Start with account-level guardrails
Enable S3 Block Public Access at the account level, not just per bucket. This is a backstop that prevents an accidental public ACL from ever taking effect.
Tip
Account-level Block Public Access overrides bucket-level settings. Turn it on first, then grant narrow exceptions only where genuinely required (and there usually aren't any).
Write bucket policies that deny by default
A good bucket policy is mostly Deny statements. Here's a policy that enforces TLS and
denies any unencrypted upload:
{
"Version": "2012-10-17",
"Statement": [
{
"Sid": "DenyInsecureTransport",
"Effect": "Deny",
"Principal": "*",
"Action": "s3:*",
"Resource": ["arn:aws:s3:::my-bucket", "arn:aws:s3:::my-bucket/*"],
"Condition": { "Bool": { "aws:SecureTransport": "false" } }
},
{
"Sid": "DenyUnEncryptedUploads",
"Effect": "Deny",
"Principal": "*",
"Action": "s3:PutObject",
"Resource": "arn:aws:s3:::my-bucket/*",
"Condition": {
"StringNotEquals": { "s3:x-amz-server-side-encryption": "aws:kms" }
}
}
]
}Scope IAM to specific prefixes
Grant access to paths, not whole buckets.

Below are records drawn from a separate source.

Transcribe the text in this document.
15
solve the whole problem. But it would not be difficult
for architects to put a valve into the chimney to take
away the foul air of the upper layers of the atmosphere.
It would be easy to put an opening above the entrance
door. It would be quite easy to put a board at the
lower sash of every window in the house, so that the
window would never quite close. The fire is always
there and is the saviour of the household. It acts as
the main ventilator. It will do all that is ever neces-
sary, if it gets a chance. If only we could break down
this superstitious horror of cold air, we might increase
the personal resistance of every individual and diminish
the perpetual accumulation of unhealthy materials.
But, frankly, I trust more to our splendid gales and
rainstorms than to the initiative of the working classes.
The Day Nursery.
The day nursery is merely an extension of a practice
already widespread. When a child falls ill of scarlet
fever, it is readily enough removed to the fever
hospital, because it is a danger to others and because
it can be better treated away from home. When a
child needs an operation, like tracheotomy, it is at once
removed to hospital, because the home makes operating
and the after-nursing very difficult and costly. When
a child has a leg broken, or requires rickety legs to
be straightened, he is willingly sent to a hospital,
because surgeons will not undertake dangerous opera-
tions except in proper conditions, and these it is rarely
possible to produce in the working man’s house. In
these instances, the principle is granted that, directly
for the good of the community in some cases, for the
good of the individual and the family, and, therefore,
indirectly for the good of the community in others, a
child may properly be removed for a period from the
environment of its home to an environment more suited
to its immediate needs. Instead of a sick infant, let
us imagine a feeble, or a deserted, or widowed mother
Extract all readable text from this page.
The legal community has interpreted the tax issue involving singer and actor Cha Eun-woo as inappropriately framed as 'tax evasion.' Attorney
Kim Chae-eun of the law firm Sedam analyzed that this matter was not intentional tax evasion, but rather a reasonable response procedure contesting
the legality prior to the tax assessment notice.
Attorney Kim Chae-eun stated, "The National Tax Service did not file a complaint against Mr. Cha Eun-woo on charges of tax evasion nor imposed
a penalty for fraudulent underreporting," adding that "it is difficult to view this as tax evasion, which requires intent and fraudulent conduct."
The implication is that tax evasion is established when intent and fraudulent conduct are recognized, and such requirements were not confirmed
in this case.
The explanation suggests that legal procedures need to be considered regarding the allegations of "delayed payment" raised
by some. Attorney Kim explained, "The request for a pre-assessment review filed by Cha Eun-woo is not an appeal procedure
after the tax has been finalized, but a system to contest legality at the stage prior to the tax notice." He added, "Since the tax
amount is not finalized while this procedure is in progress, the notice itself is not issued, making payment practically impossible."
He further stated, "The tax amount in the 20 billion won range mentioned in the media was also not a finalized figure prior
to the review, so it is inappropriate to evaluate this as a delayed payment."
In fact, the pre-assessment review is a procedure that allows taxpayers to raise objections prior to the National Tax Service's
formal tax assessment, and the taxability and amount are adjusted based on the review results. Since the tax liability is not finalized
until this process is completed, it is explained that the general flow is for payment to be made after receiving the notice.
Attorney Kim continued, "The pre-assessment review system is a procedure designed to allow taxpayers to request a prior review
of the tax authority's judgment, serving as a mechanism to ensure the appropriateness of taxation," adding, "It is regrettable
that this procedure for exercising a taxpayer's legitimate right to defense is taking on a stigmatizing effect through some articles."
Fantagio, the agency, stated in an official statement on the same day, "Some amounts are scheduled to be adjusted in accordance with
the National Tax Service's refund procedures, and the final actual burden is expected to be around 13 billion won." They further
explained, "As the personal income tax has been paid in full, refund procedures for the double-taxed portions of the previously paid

Inline Condition keys make this precise:
{
"Effect": "Allow",
"Action": ["s3:GetObject", "s3:PutObject"],
"Resource": "arn:aws:s3:::my-bucket/team-a/*",
"Condition": {
"StringLike": {
"s3:prefix": ["team-a/*"]
}
}
}Watch for wildcard drift
A policy that starts as team-a/* often becomes * after a "temporary" debugging session. Review
IAM policies in code review and with automated scanners like IAM Access Analyzer.

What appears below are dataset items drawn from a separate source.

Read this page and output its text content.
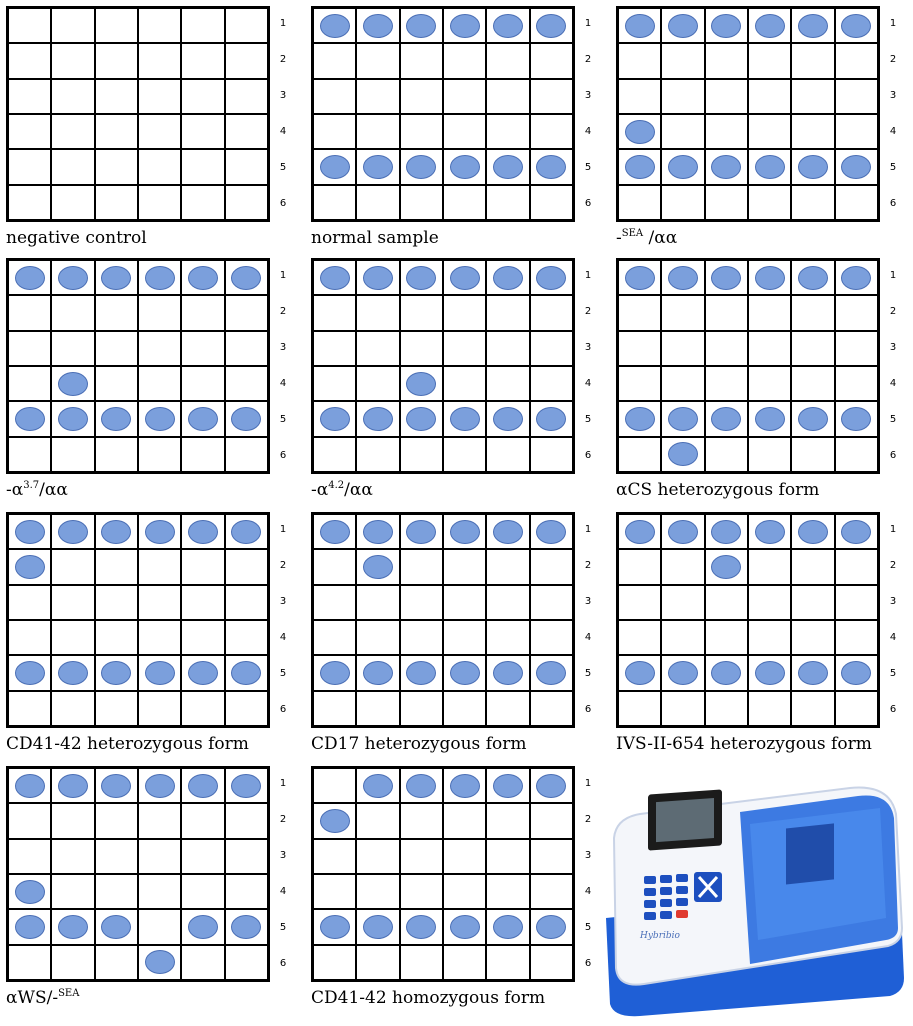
1
2
3
4
5
6
negative control
1
2
3
4
5
6
normal sample
1
2
3
4
5
6
-$^{SEA}$ /αα
1
2
3
4
5
6
$-\alpha^{3.7}/\alpha\alpha$
1
2
3
4
5
6
$-\alpha^{4.2}/\alpha\alpha$
1
2
3
4
5
6
αCS heterozygous form
1
2
3
4
5
6
CD41-42 heterozygous form
1
2
3
4
5
6
CD17 heterozygous form
1
2
3
4
5
6
IVS-II-654 heterozygous form
1
2
3
4
5
6
αWS/-$^{SEA}$
1
2
3
4
5
6
CD41-42 homozygous form
Hybribio
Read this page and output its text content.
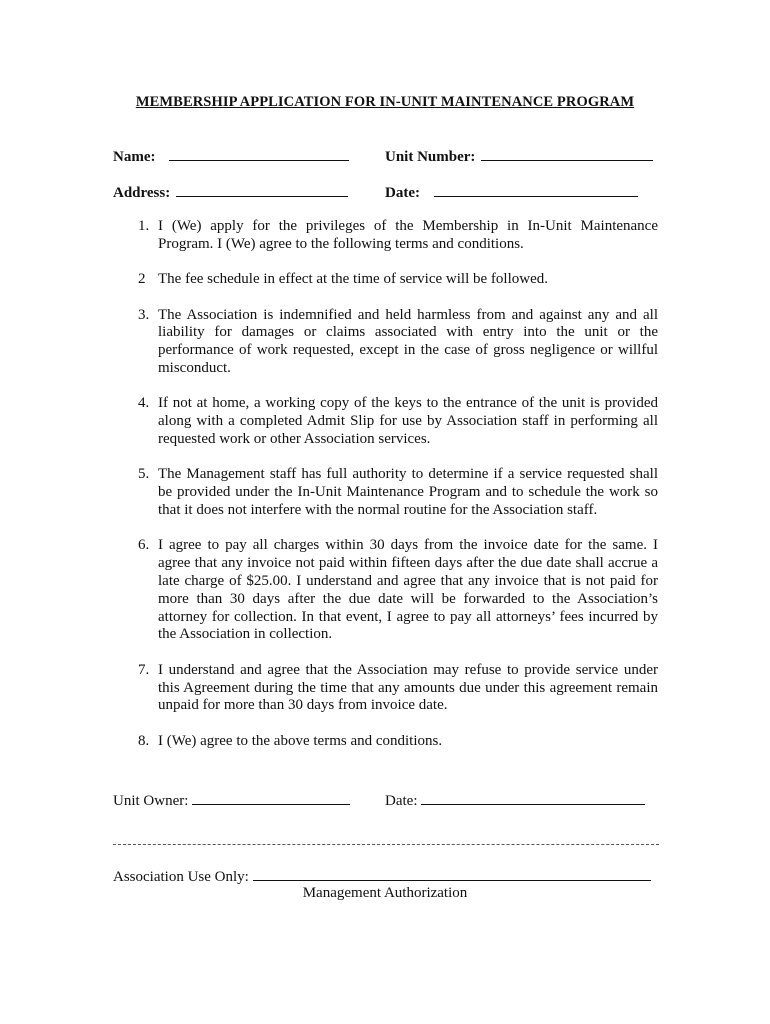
MEMBERSHIP APPLICATION FOR IN-UNIT MAINTENANCE PROGRAM
Name:	Unit Number:
Address:	Date:
1. I (We) apply for the privileges of the Membership in In-Unit Maintenance Program. I (We) agree to the following terms and conditions.
2 The fee schedule in effect at the time of service will be followed.
3. The Association is indemnified and held harmless from and against any and all liability for damages or claims associated with entry into the unit or the performance of work requested, except in the case of gross negligence or willful misconduct.
4. If not at home, a working copy of the keys to the entrance of the unit is provided along with a completed Admit Slip for use by Association staff in performing all requested work or other Association services.
5. The Management staff has full authority to determine if a service requested shall be provided under the In-Unit Maintenance Program and to schedule the work so that it does not interfere with the normal routine for the Association staff.
6. I agree to pay all charges within 30 days from the invoice date for the same. I agree that any invoice not paid within fifteen days after the due date shall accrue a late charge of $25.00. I understand and agree that any invoice that is not paid for more than 30 days after the due date will be forwarded to the Association’s attorney for collection. In that event, I agree to pay all attorneys’ fees incurred by the Association in collection.
7. I understand and agree that the Association may refuse to provide service under this Agreement during the time that any amounts due under this agreement remain unpaid for more than 30 days from invoice date.
8. I (We) agree to the above terms and conditions.
Unit Owner:	Date:
Association Use Only:
Management Authorization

Keep traffic off the public internet
For internal workloads, use a VPC Gateway Endpoint for S3 so requests never traverse the public internet, and pair it with a bucket policy that only allows access from that endpoint.
Defense in depth
Endpoint policies + bucket policies + IAM = three independent layers. An attacker must defeat all three, not just one.
Verification checklist
Pre-production S3 checklist
- Account-level Block Public Access: on
- Default encryption (SSE-KMS): on
- Bucket policy denies non-TLS and unencrypted PUTs
- IAM scoped to prefixes, no
s3:*on* - Access logging + CloudTrail data events enabled
- IAM Access Analyzer finding review: clean
Least privilege on S3 isn't one setting — it's a set of independent controls that each assume the others might fail.